In den vergangenen Jahren wurde weltweit in der Öffentlichkeit immer häufiger über ein neuartiges Krankheitsbild diskutiert: Medienabhängigkeit. Die öffentliche Beachtung des Phänomens als eine Form der Verhaltenssucht begann 1995 mit der ursprünglich scherzhaften Einführung des Begriffs „Pathological Internet Use“ als eine Art Scheindiagnose durch den amerikanischen Psychologen Goldberg, um auf diese Weise Kritikern des neuen Mediums Internet zu begegnen. Im Verlauf hat sich allerdings gezeigt, dass Medienabhängigkeit beispielsweise in Form exzessiven Computerspielens oder Chattens im Internet, in der Tat auch in der deutschen Bevölkerung ein zunehmendes Problem darstellt. Mittlerweile stellt die Abhängigkeit von Internet und Computerspielen insbesondere bei Kindern und Jugendlichen eine zunehmende Herausforderung für das psychosoziale Versorgungssystem und die Gesellschaft als Ganzes dar.
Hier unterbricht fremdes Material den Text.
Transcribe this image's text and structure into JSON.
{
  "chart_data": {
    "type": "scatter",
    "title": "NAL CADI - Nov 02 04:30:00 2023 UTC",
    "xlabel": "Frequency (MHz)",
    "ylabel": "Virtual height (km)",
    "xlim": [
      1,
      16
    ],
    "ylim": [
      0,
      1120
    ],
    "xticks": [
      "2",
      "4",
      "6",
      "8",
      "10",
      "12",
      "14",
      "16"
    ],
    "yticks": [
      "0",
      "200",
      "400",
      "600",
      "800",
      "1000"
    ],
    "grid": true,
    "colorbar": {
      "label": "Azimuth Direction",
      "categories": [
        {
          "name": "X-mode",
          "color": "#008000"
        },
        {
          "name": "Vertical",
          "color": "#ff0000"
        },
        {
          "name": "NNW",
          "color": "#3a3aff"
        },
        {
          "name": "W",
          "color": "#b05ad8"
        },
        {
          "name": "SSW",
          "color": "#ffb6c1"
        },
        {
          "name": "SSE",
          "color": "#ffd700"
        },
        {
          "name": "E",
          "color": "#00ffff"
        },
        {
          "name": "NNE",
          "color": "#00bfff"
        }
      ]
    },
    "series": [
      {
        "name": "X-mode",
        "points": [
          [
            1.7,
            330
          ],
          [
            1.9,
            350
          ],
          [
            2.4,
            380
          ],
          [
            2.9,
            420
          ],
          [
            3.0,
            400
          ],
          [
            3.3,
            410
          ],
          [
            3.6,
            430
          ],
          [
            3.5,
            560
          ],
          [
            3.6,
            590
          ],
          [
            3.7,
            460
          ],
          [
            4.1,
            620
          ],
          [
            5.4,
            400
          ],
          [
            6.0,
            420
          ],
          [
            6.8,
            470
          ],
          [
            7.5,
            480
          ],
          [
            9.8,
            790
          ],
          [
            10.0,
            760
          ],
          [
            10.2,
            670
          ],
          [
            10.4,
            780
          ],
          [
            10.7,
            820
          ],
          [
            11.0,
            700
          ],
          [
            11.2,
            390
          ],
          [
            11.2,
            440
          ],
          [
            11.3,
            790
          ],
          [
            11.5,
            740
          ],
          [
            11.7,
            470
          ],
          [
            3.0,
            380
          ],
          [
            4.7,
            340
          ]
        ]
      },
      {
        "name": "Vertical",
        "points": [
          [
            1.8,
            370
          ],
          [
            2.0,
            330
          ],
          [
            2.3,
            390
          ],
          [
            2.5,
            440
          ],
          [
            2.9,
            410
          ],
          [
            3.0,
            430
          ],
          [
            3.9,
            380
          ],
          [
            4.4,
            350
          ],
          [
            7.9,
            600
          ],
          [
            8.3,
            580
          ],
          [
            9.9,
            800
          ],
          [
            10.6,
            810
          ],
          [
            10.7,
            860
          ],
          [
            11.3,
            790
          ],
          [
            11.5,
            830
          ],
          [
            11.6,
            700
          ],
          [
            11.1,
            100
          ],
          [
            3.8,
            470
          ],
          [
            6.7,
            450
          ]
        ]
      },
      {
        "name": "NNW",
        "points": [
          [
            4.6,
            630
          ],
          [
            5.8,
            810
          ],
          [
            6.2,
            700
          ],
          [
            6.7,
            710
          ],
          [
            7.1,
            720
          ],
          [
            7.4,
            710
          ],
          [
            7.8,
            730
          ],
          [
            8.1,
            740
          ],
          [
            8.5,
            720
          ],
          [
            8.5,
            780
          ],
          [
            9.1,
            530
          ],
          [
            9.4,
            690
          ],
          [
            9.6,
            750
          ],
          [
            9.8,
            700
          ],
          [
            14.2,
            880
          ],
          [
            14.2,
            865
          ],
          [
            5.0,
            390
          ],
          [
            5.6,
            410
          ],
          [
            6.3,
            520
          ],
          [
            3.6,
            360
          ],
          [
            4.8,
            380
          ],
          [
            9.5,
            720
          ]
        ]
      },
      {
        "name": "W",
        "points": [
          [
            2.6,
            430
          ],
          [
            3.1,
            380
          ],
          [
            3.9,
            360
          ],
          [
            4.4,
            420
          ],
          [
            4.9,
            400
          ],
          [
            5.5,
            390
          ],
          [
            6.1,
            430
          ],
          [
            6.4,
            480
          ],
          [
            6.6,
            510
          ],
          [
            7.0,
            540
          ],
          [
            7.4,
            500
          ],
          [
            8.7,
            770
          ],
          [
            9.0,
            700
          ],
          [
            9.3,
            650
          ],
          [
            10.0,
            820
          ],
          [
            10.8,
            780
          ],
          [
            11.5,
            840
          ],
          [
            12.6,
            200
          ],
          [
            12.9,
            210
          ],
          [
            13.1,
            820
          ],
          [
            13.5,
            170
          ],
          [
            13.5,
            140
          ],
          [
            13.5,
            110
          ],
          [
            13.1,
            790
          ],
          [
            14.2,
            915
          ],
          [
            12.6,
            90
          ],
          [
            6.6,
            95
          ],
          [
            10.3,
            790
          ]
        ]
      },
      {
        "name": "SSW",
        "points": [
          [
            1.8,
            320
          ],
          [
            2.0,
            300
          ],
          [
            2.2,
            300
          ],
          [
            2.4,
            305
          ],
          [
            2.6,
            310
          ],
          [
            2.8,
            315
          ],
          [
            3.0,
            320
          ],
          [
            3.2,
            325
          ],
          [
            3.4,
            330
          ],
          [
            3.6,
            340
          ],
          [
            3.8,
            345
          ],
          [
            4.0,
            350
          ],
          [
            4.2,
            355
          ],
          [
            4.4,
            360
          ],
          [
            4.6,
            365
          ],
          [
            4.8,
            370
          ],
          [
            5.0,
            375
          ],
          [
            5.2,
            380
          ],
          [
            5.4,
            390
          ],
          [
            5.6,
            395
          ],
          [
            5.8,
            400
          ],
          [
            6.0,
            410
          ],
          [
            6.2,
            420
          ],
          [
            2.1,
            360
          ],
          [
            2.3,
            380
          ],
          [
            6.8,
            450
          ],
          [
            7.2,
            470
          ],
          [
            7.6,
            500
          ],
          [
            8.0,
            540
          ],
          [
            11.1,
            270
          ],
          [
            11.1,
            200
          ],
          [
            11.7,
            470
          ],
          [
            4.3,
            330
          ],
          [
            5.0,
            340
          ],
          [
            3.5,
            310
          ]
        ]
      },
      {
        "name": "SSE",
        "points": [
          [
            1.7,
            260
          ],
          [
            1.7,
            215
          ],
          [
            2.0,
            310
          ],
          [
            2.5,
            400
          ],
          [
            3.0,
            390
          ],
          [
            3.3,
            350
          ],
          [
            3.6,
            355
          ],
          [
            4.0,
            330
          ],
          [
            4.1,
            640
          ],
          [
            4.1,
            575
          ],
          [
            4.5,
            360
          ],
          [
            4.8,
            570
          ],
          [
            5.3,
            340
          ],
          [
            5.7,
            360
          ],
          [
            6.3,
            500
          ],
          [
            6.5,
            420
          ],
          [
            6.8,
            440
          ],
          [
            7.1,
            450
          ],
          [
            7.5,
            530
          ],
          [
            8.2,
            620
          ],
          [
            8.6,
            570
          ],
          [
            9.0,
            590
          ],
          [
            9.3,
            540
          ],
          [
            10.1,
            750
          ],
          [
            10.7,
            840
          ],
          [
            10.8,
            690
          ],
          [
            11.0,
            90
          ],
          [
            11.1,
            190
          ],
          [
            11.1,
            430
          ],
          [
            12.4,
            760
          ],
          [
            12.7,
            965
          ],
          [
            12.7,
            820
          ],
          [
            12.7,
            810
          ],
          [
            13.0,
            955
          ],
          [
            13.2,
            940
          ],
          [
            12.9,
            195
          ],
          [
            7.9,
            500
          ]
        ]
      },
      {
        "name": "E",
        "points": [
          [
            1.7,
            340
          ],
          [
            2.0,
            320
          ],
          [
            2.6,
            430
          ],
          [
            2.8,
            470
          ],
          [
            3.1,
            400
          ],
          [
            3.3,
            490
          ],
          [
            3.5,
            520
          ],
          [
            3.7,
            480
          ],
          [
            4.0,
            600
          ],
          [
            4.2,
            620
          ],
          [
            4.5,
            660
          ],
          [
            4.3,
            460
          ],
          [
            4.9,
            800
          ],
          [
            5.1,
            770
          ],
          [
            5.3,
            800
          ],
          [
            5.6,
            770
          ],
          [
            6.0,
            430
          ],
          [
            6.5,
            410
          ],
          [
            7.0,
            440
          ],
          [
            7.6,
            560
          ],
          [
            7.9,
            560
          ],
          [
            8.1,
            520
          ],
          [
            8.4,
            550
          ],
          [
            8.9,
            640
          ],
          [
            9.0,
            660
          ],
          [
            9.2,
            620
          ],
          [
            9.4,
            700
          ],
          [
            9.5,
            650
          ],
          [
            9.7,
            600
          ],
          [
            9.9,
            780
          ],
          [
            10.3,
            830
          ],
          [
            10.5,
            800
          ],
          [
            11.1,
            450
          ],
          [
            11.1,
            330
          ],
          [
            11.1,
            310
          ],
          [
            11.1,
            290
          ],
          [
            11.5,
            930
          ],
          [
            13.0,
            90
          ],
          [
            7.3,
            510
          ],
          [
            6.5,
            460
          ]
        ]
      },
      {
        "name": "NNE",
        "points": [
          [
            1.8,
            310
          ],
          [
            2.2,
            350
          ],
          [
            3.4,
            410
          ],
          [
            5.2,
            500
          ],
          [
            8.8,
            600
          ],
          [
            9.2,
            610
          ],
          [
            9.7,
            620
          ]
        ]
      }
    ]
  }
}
Für Betroffene und ihre Angehörigen ist es oft noch schwierig, kompetente und ortsnahe Hilfe zu finden. Um dieser Entwicklung Einhalt zu gebieten und im positiven Sinne eine Adaption an die exponentielle mediale Entwicklung zu ermöglichen bedarf es vor allem auch präventiver Maßnahmen. Im Hinblick auf Internet- und Computerspielabhängigkeit können die Forschungsergebnisse der klinischen Medienpsychologie Anregungen für eine in diesem Sinne präventiv wirksame Medienpädagogik geben, wobei es dabei nicht nur um die Vermittlung von Medienkompetenz sondern auch von Medienabstinenz geht.

Dr. Bert te Wildt; Assistent in der Abteilung für Klinische Psychiatrie und Psychotherapie an der MHH; 11/2004 – Forschungspreis der Stiftung Lebensnerv für die Dissertation „Magisches Denken bei Multiple-Sklerose- Patienten“; 5/05 – Facharztprüfung für Psychiatrie und Psychotherapie; 4/05 – Suchtmedizinische Grundversorgung; 3/04-3/08 – Ausbildung in Gruppenanalyse, Gruppenanalytische Seminare (GRAS), Bonn; seit 10/05– Oberärztlicher Leiter der Poliklinik I, der psychiatrischen Zentralen Notaufnahme, des psychiatrischen Konsildienstes, der Institutsambulanz und des Sozialpsychiatrischen Dienstes der Klinik für Psychiatrie, Sozialpsychiatrie und Psychotherapie der MHH; 10/2006 – Wilhelm-Bitter-Preis (1. Platz) der Internationalen Gesellschaft für Tiefenpsychologie für den Beitrag „Erinnerung und Sehnsucht im Cyberspace“; 11/2008 – Mitgründung des Fachverbands Medienabhängigkeit und Wahl zum Vorstandsmitglied; seit 2/2009 – Leiter der Arbeitsgruppe „Medien- und Glücksspielabhängigkeit“ und stellvertretender Leiter des Center of Addiction Research (CARe) an der Klinik für Psychiatrie, Sozialpsychiatrie und Psychotherapie der Medizinischen Hochschule Hannover; 9/2009 – Habilitation an der Medizinische Hochschule Hannover und Zuerkennung der Lehrbefähigung für das Fachgebiet „Psychiatrie und Psychotherapie“ mit der Habilitationsschrift „Medialität und Verbundenheit – Zur psychopathologischen Phänomenologie und Nosologie von Internetabhängigkeit“.